給料の支払者からの指示に従って、適切な方法で納付を行う必要が出てくるわけです。

介護保険料は居住地によって支払額が違います

介護保険料はその住民票がある市町村によって、支払う金額が異なる特徴を有します。市町村が介護保険への対応をしっかりと行い、その利用者が健康的で少ない場合にあっては、収入が多くても介護保険料そのものが抑えられる場合はあり得ます。


反対に施設の数が多いなどの理由で、介護保険の利用者が多い場合には介護保険料も高額になりがちで、世帯主への負担は増します。

世帯ごとによる介護保険料の計算について

世帯ごとで介護保険料の計算が行われる仕組みですので、世帯を分離してしまうことで介護保険料を抑える方法はあります。

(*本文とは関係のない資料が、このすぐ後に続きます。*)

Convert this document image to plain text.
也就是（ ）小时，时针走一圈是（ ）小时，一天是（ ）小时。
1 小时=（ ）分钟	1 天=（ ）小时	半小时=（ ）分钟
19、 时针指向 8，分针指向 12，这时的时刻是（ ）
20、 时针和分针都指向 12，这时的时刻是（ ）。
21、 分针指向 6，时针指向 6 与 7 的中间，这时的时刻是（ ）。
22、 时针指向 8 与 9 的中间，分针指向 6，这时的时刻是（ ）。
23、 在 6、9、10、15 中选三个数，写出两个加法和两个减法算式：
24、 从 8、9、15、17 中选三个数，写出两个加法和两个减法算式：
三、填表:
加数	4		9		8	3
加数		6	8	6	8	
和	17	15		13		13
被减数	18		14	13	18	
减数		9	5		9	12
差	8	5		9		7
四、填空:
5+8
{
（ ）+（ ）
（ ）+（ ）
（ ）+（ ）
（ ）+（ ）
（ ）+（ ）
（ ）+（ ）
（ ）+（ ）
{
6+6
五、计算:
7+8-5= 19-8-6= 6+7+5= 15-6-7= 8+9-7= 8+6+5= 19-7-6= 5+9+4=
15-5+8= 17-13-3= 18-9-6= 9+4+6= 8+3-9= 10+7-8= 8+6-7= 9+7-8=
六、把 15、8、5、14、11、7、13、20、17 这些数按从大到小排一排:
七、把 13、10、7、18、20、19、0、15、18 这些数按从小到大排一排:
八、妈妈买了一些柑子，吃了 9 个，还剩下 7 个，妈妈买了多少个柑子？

ただし、その他の制度で損になる場合もあるため一概には言えず、世帯分離が得策かどうかは人によります。世帯主とその構成員の置かれている状況で判断することになります。

社会保険料控除として減税になるもの

世帯主やその世帯の構成をする人が介護保険料の対象になるとき、その支払った介護保険料は社会保険料控除として計上されていきます。


注意を要するのは国民健康保険加入者で、確定申告により所得などを申告する際には、忘れずにこの介護保険料の支払い分についても計上をしなければ損をする場合があります。社会保険加入者の場合は給料から天引きされていて、給与支払者で計算をしてもらえる場合が多いです。

まとめ

介護保険料は40歳以上65歳未満の人が支払わなければならないものです。納付の義務があるのは世帯主であり世帯主が40歳以上65歳未満かどうかはあまり関係がありません。世帯に複数人対象がいれば、その人たち全員に対して納付が求められてきます。


国民健康保険の場合と社会保険との場合とで、納付の仕方が変わりますし、その負担の金額も変わる場合があるため注意が必要です。